Los proyectos de infraestructura se aceleran en múltiples mercados
África Oriental lidera actualmente el continente en la carrera por desarrollar un mercado de GLP operativo. El Ministerio de Energía de Uganda se asoció con Global Gases, con sede en Dubái, en 2025 para desarrollar la capacidad de fabricación de bombonas y establecer estaciones de llenado en todo el país. La iniciativa tiene como objetivo una producción de 500 000 bombonas para finales de 2026, abordando un mercado en el que la penetración del GLP en los hogares sigue siendo inferior al 1 %.
En Kenia, la empresa estatal Kenya Pipeline Company está negociando una asociación con Asharami Synergy para construir una planta de almacenamiento y embotellado en el puerto de Mombasa. La instalación prevista, de 30 000 toneladas, sería la mayor de este tipo en África Oriental y respaldaría el objetivo de Kenia de lograr el acceso universal a la cocina limpia en un plazo de cinco años.
Las reservas de Venezuela respaldan un fuerte regreso a la economía global
Venezuela cuenta con reservas probadas de gas de 6,3 billones de metros cúbicos, lo que la sitúa en el séptimo puesto a nivel mundial. La mayor parte de la producción se ha destinado al consumo interno, con una producción limitada de GLP concentrada en el complejo de refinerías de José, en el este de Venezuela. La presidenta interina, Delcy Rodríguez, enmarcó el contrato de enero como parte de una estrategia para reposicionar a Venezuela como un país abierto a la inversión extranjera tras los cambios políticos ocurridos a principios de mes.
«La brecha en la infraestructura de GLP de África no se cerrará hasta que contemos con un suministro fiable y competitivo», afirmó NJ Ayuk, presidente ejecutivo de la Cámara Africana de Energía. «Venezuela añade otra opción al mercado, y esa competencia es lo que hace que el modelo de negocio resulte viable para los inversores que construyen capacidad de almacenamiento y distribución».

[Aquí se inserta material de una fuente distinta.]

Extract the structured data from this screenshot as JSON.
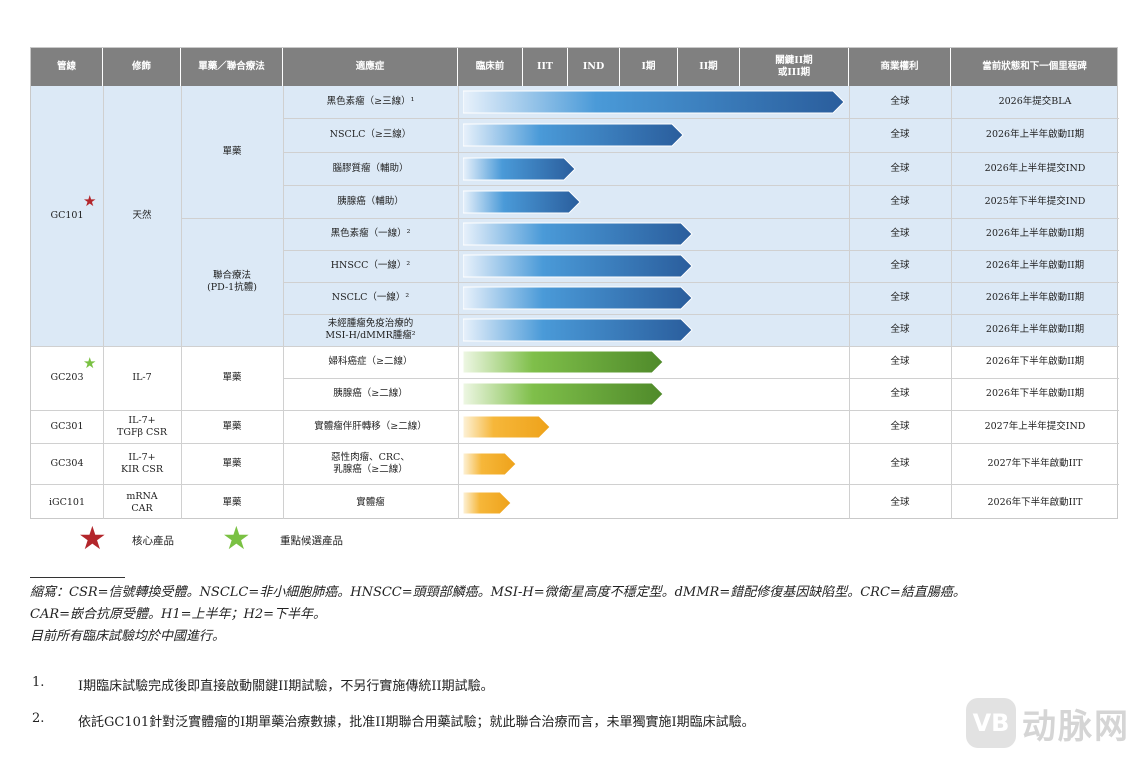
{
  "headers": [
    "管線",
    "修飾",
    "單藥／聯合療法",
    "適應症",
    "臨床前",
    "IIT",
    "IND",
    "I期",
    "II期",
    "關鍵II期\n或III期",
    "商業權利",
    "當前狀態和下一個里程碑"
  ],
  "colors": {
    "header_bg": "#808080",
    "gc101_shade": "#dce9f6",
    "blue_arrow": [
      "#e8f1fb",
      "#4a9ad8",
      "#2a5d9c"
    ],
    "green_arrow": [
      "#eef7e4",
      "#7fbf4a",
      "#4f8a2a"
    ],
    "orange_arrow": [
      "#fdf2d8",
      "#f6b73a",
      "#eea21a"
    ],
    "core_star": "#b3262b",
    "key_star": "#7ac143"
  },
  "groups": [
    {
      "pipeline": "GC101",
      "modification": "天然",
      "star": "core"
    },
    {
      "pipeline": "GC203",
      "modification": "IL-7",
      "star": "key"
    },
    {
      "pipeline": "GC301",
      "modification": "IL-7+\nTGFβ CSR",
      "star": ""
    },
    {
      "pipeline": "GC304",
      "modification": "IL-7+\nKIR CSR",
      "star": ""
    },
    {
      "pipeline": "iGC101",
      "modification": "mRNA\nCAR",
      "star": ""
    }
  ],
  "therapy_labels": [
    "單藥",
    "聯合療法\n(PD-1抗體)",
    "單藥",
    "單藥",
    "單藥",
    "單藥"
  ],
  "rows": [
    {
      "indication": "黑色素瘤（≥三線）¹",
      "progress": 0.78,
      "color": "blue",
      "rights": "全球",
      "status": "2026年提交BLA"
    },
    {
      "indication": "NSCLC（≥三線）",
      "progress": 0.45,
      "color": "blue",
      "rights": "全球",
      "status": "2026年上半年啟動II期"
    },
    {
      "indication": "腦膠質瘤（輔助）",
      "progress": 0.23,
      "color": "blue",
      "rights": "全球",
      "status": "2026年上半年提交IND"
    },
    {
      "indication": "胰腺癌（輔助）",
      "progress": 0.24,
      "color": "blue",
      "rights": "全球",
      "status": "2025年下半年提交IND"
    },
    {
      "indication": "黑色素瘤（一線）²",
      "progress": 0.47,
      "color": "blue",
      "rights": "全球",
      "status": "2026年上半年啟動II期"
    },
    {
      "indication": "HNSCC（一線）²",
      "progress": 0.47,
      "color": "blue",
      "rights": "全球",
      "status": "2026年上半年啟動II期"
    },
    {
      "indication": "NSCLC（一線）²",
      "progress": 0.47,
      "color": "blue",
      "rights": "全球",
      "status": "2026年上半年啟動II期"
    },
    {
      "indication": "未經腫瘤免疫治療的\nMSI-H/dMMR腫瘤²",
      "progress": 0.47,
      "color": "blue",
      "rights": "全球",
      "status": "2026年上半年啟動II期"
    },
    {
      "indication": "婦科癌症（≥二線）",
      "progress": 0.41,
      "color": "green",
      "rights": "全球",
      "status": "2026年下半年啟動II期"
    },
    {
      "indication": "胰腺癌（≥二線）",
      "progress": 0.41,
      "color": "green",
      "rights": "全球",
      "status": "2026年下半年啟動II期"
    },
    {
      "indication": "實體瘤伴肝轉移（≥二線）",
      "progress": 0.18,
      "color": "orange",
      "rights": "全球",
      "status": "2027年上半年提交IND"
    },
    {
      "indication": "惡性肉瘤、CRC、\n乳腺癌（≥二線）",
      "progress": 0.11,
      "color": "orange",
      "rights": "全球",
      "status": "2027年下半年啟動IIT"
    },
    {
      "indication": "實體瘤",
      "progress": 0.1,
      "color": "orange",
      "rights": "全球",
      "status": "2026年下半年啟動IIT"
    }
  ],
  "legend": {
    "core": "核心產品",
    "key": "重點候選產品"
  },
  "abbrev_lines": [
    "縮寫：CSR=信號轉換受體。NSCLC=非小細胞肺癌。HNSCC=頭頸部鱗癌。MSI-H=微衛星高度不穩定型。dMMR=錯配修復基因缺陷型。CRC=結直腸癌。",
    "CAR=嵌合抗原受體。H1=上半年；H2=下半年。",
    "目前所有臨床試驗均於中國進行。"
  ],
  "footnotes": [
    {
      "num": "1.",
      "text": "I期臨床試驗完成後即直接啟動關鍵II期試驗，不另行實施傳統II期試驗。"
    },
    {
      "num": "2.",
      "text": "依託GC101針對泛實體瘤的I期單藥治療數據，批准II期聯合用藥試驗；就此聯合治療而言，未單獨實施I期臨床試驗。"
    }
  ],
  "watermark": {
    "icon": "VB",
    "text": "动脉网"
  }
}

Que el GLP venezolano llegue a los mercados africanos a gran escala sigue dependiendo de la competitividad de los precios y de la coordinación logística. La verdadera prueba será si los países africanos pueden acelerar la construcción de infraestructuras —ampliando la capacidad portuaria, las instalaciones de almacenamiento y las redes de distribución— al tiempo que establecen marcos normativos que respalden la diversificación del suministro que requieren sus transiciones hacia cocinas limpias.